Moribond depuis sa défaite face à Wawrinka à Roland Garros, le Grec a traversé une période délicate en terme de résultats mais aussi dans le contenu de ses matches. Moins agressif, moins mobile, moins en confiance, Stefanos Tsitsipas a souffert à la fois d'un coup de pompe physique suite à un premier semestre surchargé (51 matches jusqu'à Wimbledon) mais aussi de la pression inhérente à son nouveau statut de top 10 mondial acquis au printemps à seulement 20 ans.

Malgré une série de 5 défaites en 6 matches cet été après sa demi-finale à Washington, le Grec a eu le mérite de ne jamais lâcher, jamais abandonner. Même dans les défaites, il a tenté de conserver cette rage de vaincre et cette haine de la défaite. Et cela a fini par payer la semaine dernière à Pékin.

Sa victoire face à Auger (7-6/7-6) ce mercredi est symbolique du nouvel élan pris par Tsitsipas. Incapable de battre le jeune Canadien en 5 confrontations, il a enfin réussi à dominer Felix Auger-Alliassime, certes moins en verve en cette fin de saison. Néanmoins, Tsitsipas reste sur des victoires face à Isner, Zverev, Basilashvili et une finale de très haute intensité face à Thiem.

C'est justement dans cette période de moins bien cet été que le Grec s'est incliné face à Hurkacz à Montréal alors que le Grec restait sur 3 victoires en 3 matches face au Polonais. Hurkacz qui lui aussi réussit la meilleure saison de sa carrière avec une 34ème place mondiale cette semaine. Après son titre à Winston Salem fin août, son premier sur le circuit ATP, il a eu un petit coup de mou légitime. Mais il a réussi à renouer avec le succès cette semaine à Shanghai, notamment face à Monfils au 2ème tour (6-2/7-6).

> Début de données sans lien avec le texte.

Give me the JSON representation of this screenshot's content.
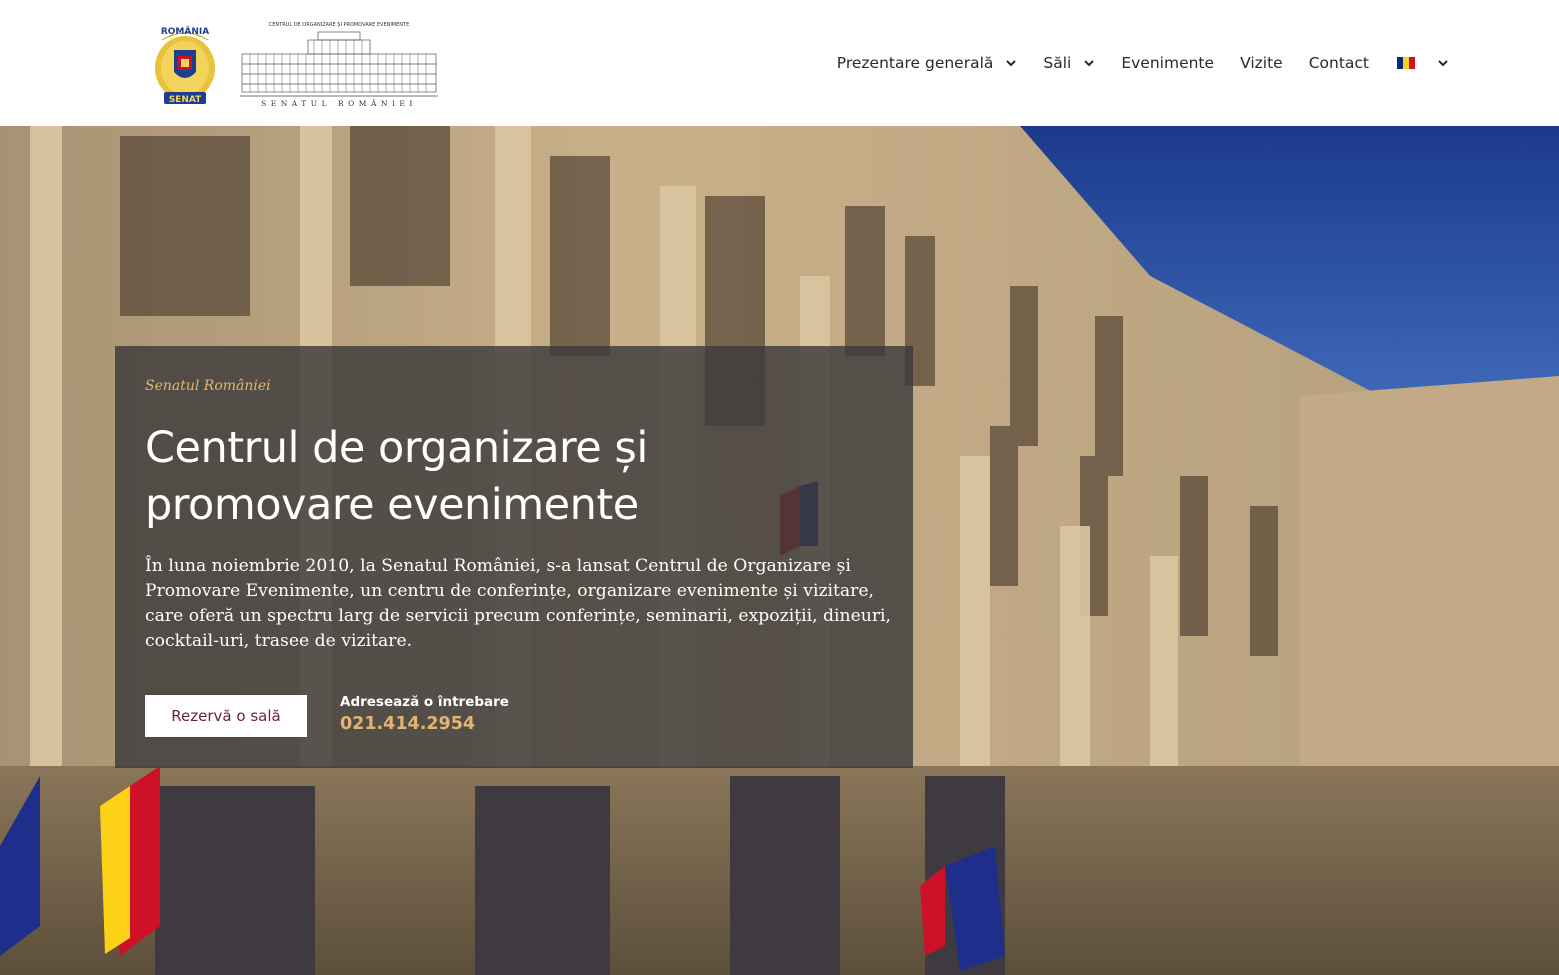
{
  "header": {
    "crest_text_top": "ROMÂNIA",
    "crest_text_bottom": "SENAT",
    "logo_caption_top": "CENTRUL DE ORGANIZARE ȘI PROMOVARE EVENIMENTE",
    "logo_caption_bottom": "SENATUL  ROMÂNIEI",
    "nav": [
      {
        "label": "Prezentare generală",
        "has_dropdown": true
      },
      {
        "label": "Săli",
        "has_dropdown": true
      },
      {
        "label": "Evenimente",
        "has_dropdown": false
      },
      {
        "label": "Vizite",
        "has_dropdown": false
      },
      {
        "label": "Contact",
        "has_dropdown": false
      }
    ],
    "language_flag": "flag-ro-icon",
    "flag_colors": [
      "#002B7F",
      "#FCD116",
      "#CE1126"
    ]
  },
  "hero": {
    "kicker": "Senatul României",
    "title": "Centrul de organizare și promovare evenimente",
    "description": "În luna noiembrie 2010, la Senatul României, s-a lansat Centrul de Organizare și Promovare Evenimente, un centru de conferințe, organizare evenimente și vizitare, care oferă un spectru larg de servicii precum conferințe, seminarii, expoziții, dineuri, cocktail-uri, trasee de vizitare.",
    "cta_label": "Rezervă o sală",
    "ask_label": "Adresează o întrebare",
    "phone": "021.414.2954"
  },
  "colors": {
    "accent": "#E2B574",
    "cta_text": "#6A2530",
    "panel": "#3C3A3A"
  }
}
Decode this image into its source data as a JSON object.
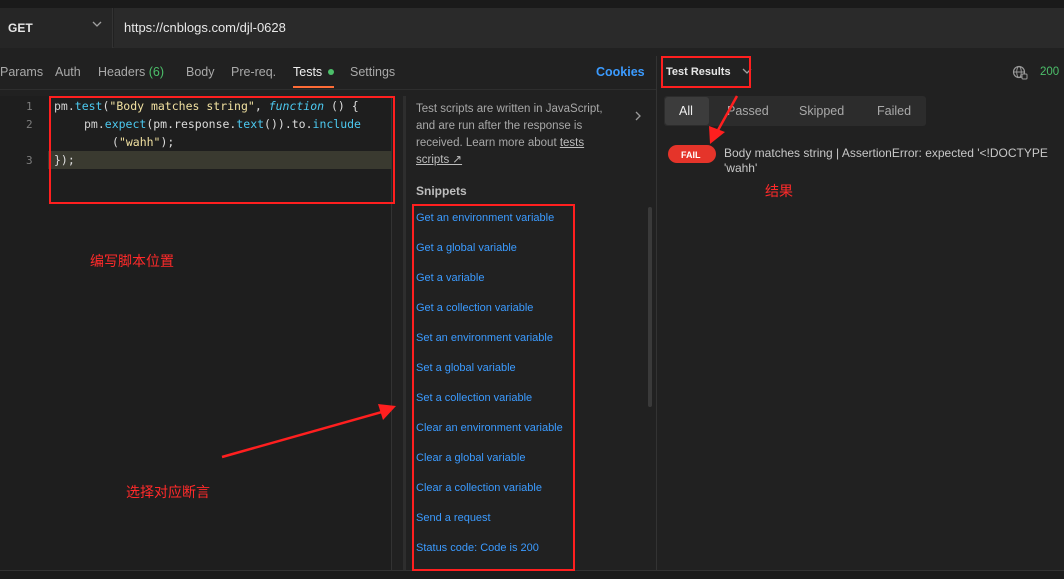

Hurkacz (1m96) s'appuie évidemment sur son service mais pas seulement. Pour sa taille, il est très mobile ce qui lui permet d'être à la fois solide en défense et puissant en coup droit. Mais Tsitsipas depuis un an a un bilan exceptionnel face aux "grands" : 10 victoires (Zverev 3 fois, Monfils 2 fois, Isner et Anderson notamment) pour seulement 3 défaites (Kyrgios, Monfils et Anderson). Tsitsipas est très agressif et s'arrache sur toutes les balles. Quand il est à 100% physiquement, il faut être très fort pour le battre. Hurkacz a des solides références sur dur avec des victoires sur Nishikori, Thiem, Shapovalov et Thiem au mois de mars. Mais le Grec a montré un très haut niveau ces derniers jours et semble justifier sur le papier son statut de favori. Néanmoins sa cote est trop faible pour y trouver un intérêt quelconque à moins de se lancer dans une victoire 2-0 mais pour le coup, c'est un peu risqué.